Custom Pipelines in Kubeflow
How to create a Pipeline Notebook?
1. Navigate to the "Notebooks" page of Kubeflow and press + New Notebook
A page like the following will be displayed:
2. When you are in the New Notebook page you will:
- Select a descriptive name for the notebook
- Select VisualStudio Code as the editor for the notebook
- Select an appropriate amount of CPU and RAM for the pipeline
- Add more storage to the volume if needed
- Check Allow access to Kubeflow Pipelines in the Configurations dropdown. This step is critical to allow this notebook to create a new (custom) pipeline.
- Click Launch
How to create a new DAG with existing pipeline elements?
1. Create and setup the .ipynb
Notebook
!pip install kfp==1.8.22
import kfp
from kfp import compiler, dsl
kfp.Client() # this can be used to test if the connection is successful
Note: We use kfp version 1.8.22 throughout our entire Kubeflow instance, Compatibility >2.0.0 versions will arrive in v3.
Example:
- Create a new .ipynb notebook within the home folder of the default user (Jovyan)
- Select a python kernel, ideally a new conda environment.
- Install the "kfp" python package (allows connecting to Kubeflow client)
2. Loading components
In general, components can be loaded and reused using the following code:
component = kfp.components.load_component_from_file("./component.txt")
Example:
We can load the sentinel, twitter, and telegram components defined in the original SDA-disaster-scrapers.ipynb" notebook. This avoids having to redefine the long wrapper functions for these components.
Note: This functionality requires components to be saved to a .txt file: see the next section
3. Saving Components
In general, components can be saved with the following code after component_wrapper
is defined:
# save component
with open("./components/component.txt", "w") as text_file:
text_file.write(func_to_component_text(component_wrapper, base_image="maany/mpi-sda-component:version"))
Example:
This is how we save components to .txt files in the original sda-disaster-scrapers.ipynb notebook.
4. Assemble Custom Pipelines
In general, custom pipelines are assembled as a set of tasks with execution options:
def custom_pipeline_1(INPUT PARAMETERS): # Input Parameters can be adjusted in the Kubeflow UI
# parallel execution:
component1_scraping_task = component1(ARGUMENTS)
component1.execution_options.caching_strategy.max_cache_staleness = "P0D"
component2_scraping_task = component2(ARGUMENTS)
component2.execution_options.caching_strategy.max_cache_staleness = "P0D"
Example:
5. Compile Custom Pipelines
In general, custom pipelines are compiled to a .yaml file which is then uploaded to Kubeflow:
from kfp import compiler
#save the pipeline locally
compiler.Compiler().compile(custom_pipeline_1, package_path='custom_pipeline_1.yaml')

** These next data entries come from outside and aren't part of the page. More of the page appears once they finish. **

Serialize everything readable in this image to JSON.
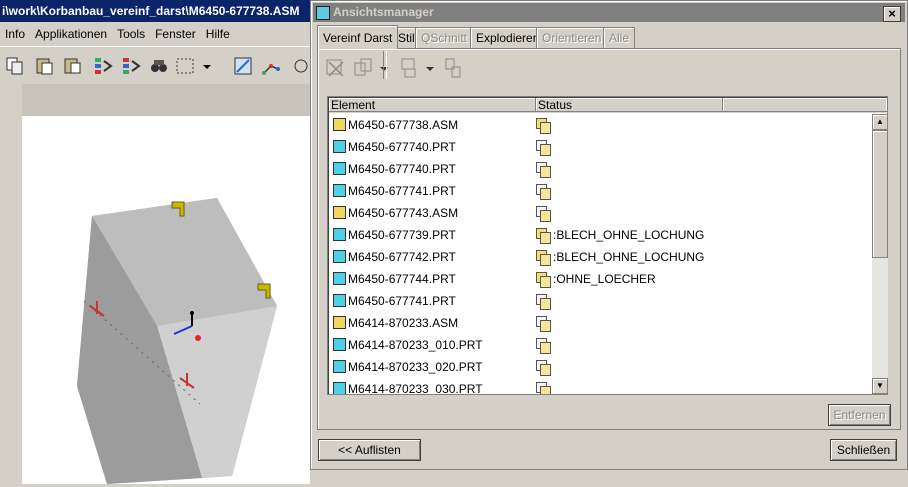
{
  "app": {
    "title": "i\\work\\Korbanbau_vereinf_darst\\M6450-677738.ASM",
    "menu": [
      "Info",
      "Applikationen",
      "Tools",
      "Fenster",
      "Hilfe"
    ]
  },
  "dialog": {
    "title": "Ansichtsmanager",
    "close_label": "×",
    "tabs": [
      {
        "label": "Vereinf Darst",
        "active": true,
        "disabled": false
      },
      {
        "label": "Stil",
        "active": false,
        "disabled": false
      },
      {
        "label": "QSchnitt",
        "active": false,
        "disabled": true
      },
      {
        "label": "Explodieren",
        "active": false,
        "disabled": false
      },
      {
        "label": "Orientieren",
        "active": false,
        "disabled": true
      },
      {
        "label": "Alle",
        "active": false,
        "disabled": true
      }
    ],
    "columns": {
      "element": "Element",
      "status": "Status"
    },
    "rows": [
      {
        "element": "M6450-677738.ASM",
        "type": "asm",
        "status": "",
        "status_icon": "doc-icon"
      },
      {
        "element": "M6450-677740.PRT",
        "type": "prt",
        "status": "",
        "status_icon": "master-rep-icon"
      },
      {
        "element": "M6450-677740.PRT",
        "type": "prt",
        "status": "",
        "status_icon": "master-rep-icon"
      },
      {
        "element": "M6450-677741.PRT",
        "type": "prt",
        "status": "",
        "status_icon": "master-rep-icon"
      },
      {
        "element": "M6450-677743.ASM",
        "type": "asm",
        "status": "",
        "status_icon": "master-rep-icon"
      },
      {
        "element": "M6450-677739.PRT",
        "type": "prt",
        "status": ":BLECH_OHNE_LOCHUNG",
        "status_icon": "simplified-rep-icon"
      },
      {
        "element": "M6450-677742.PRT",
        "type": "prt",
        "status": ":BLECH_OHNE_LOCHUNG",
        "status_icon": "simplified-rep-icon"
      },
      {
        "element": "M6450-677744.PRT",
        "type": "prt",
        "status": ":OHNE_LOECHER",
        "status_icon": "simplified-rep-icon"
      },
      {
        "element": "M6450-677741.PRT",
        "type": "prt",
        "status": "",
        "status_icon": "master-rep-icon"
      },
      {
        "element": "M6414-870233.ASM",
        "type": "asm",
        "status": "",
        "status_icon": "master-rep-icon"
      },
      {
        "element": "M6414-870233_010.PRT",
        "type": "prt",
        "status": "",
        "status_icon": "master-rep-icon"
      },
      {
        "element": "M6414-870233_020.PRT",
        "type": "prt",
        "status": "",
        "status_icon": "master-rep-icon"
      },
      {
        "element": "M6414-870233_030.PRT",
        "type": "prt",
        "status": "",
        "status_icon": "master-rep-icon"
      }
    ],
    "remove_label": "Entfernen",
    "list_back_label": "<< Auflisten",
    "close_button_label": "Schließen"
  },
  "colors": {
    "app_title_bg": "#0a246a",
    "dialog_title_bg": "#808080",
    "window_bg": "#d4d0c8",
    "prt_icon": "#4fd0e6",
    "asm_icon": "#f0d860"
  }
}
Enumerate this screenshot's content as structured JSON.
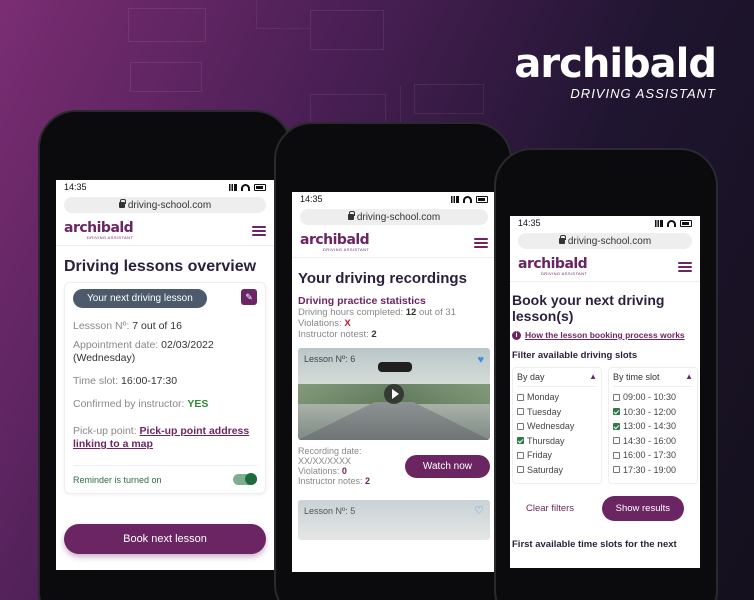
{
  "brand": {
    "name": "archibald",
    "subtitle": "DRIVING ASSISTANT"
  },
  "colors": {
    "accent": "#6b2563",
    "success": "#2d8a3a",
    "danger": "#c0182c"
  },
  "common": {
    "time": "14:35",
    "url": "driving-school.com",
    "logo_name": "archibald",
    "logo_sub": "DRIVING ASSISTANT"
  },
  "phone1": {
    "title": "Driving lessons overview",
    "pill": "Your next driving lesson",
    "lesson_label": "Lessson Nº:",
    "lesson_value": "7 out of 16",
    "date_label": "Appointment date:",
    "date_value": "02/03/2022",
    "date_day": "(Wednesday)",
    "slot_label": "Time slot:",
    "slot_value": "16:00-17:30",
    "confirm_label": "Confirmed by instructor:",
    "confirm_value": "YES",
    "pickup_label": "Pick-up point:",
    "pickup_link": "Pick-up point address linking to a map",
    "reminder": "Reminder is turned on",
    "book_btn": "Book next lesson"
  },
  "phone2": {
    "title": "Your driving recordings",
    "stats_title": "Driving practice statistics",
    "hours_label": "Driving hours completed:",
    "hours_value": "12",
    "hours_total": "out of 31",
    "violations_label": "Violations:",
    "violations_value": "X",
    "notes_label": "Instructor notest:",
    "notes_value": "2",
    "video1_caption": "Lesson Nº: 6",
    "rec_date_label": "Recording date:",
    "rec_date_value": "XX/XX/XXXX",
    "rec_viol_label": "Violations:",
    "rec_viol_value": "0",
    "rec_notes_label": "Instructor notes:",
    "rec_notes_value": "2",
    "watch_btn": "Watch now",
    "video2_caption": "Lesson Nº: 5"
  },
  "phone3": {
    "title": "Book your next driving lesson(s)",
    "how_link": "How the lesson booking process works",
    "filter_title": "Filter available driving slots",
    "day_head": "By day",
    "time_head": "By time slot",
    "days": [
      {
        "label": "Monday",
        "checked": false
      },
      {
        "label": "Tuesday",
        "checked": false
      },
      {
        "label": "Wednesday",
        "checked": false
      },
      {
        "label": "Thursday",
        "checked": true
      },
      {
        "label": "Friday",
        "checked": false
      },
      {
        "label": "Saturday",
        "checked": false
      }
    ],
    "slots": [
      {
        "label": "09:00 - 10:30",
        "checked": false
      },
      {
        "label": "10:30 - 12:00",
        "checked": true
      },
      {
        "label": "13:00 - 14:30",
        "checked": true
      },
      {
        "label": "14:30 - 16:00",
        "checked": false
      },
      {
        "label": "16:00 - 17:30",
        "checked": false
      },
      {
        "label": "17:30 - 19:00",
        "checked": false
      }
    ],
    "clear_btn": "Clear filters",
    "show_btn": "Show results",
    "first_slots": "First available time slots for the next"
  }
}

#upload and register the pipeline with Kubeflow
kfp.Client().upload_pipeline(
'custom_pipeline_1.yaml',
pipeline_name="custom_pipeline_1-VERSION",
)
Example:
Note that a pipeline can only be uploaded once with the same version. To reupload, bump up the version number in the pipeline_name option when compiling.
How to create a run for the pipeline?
1. Navigate to the Pipelines page:
2. Click on a custom pipeline and select + Create run
3. Configure the run:
- Leave pipeline name, version, and run name as default.
- Choose an experiment that is relevant to the run: this is purely organizational.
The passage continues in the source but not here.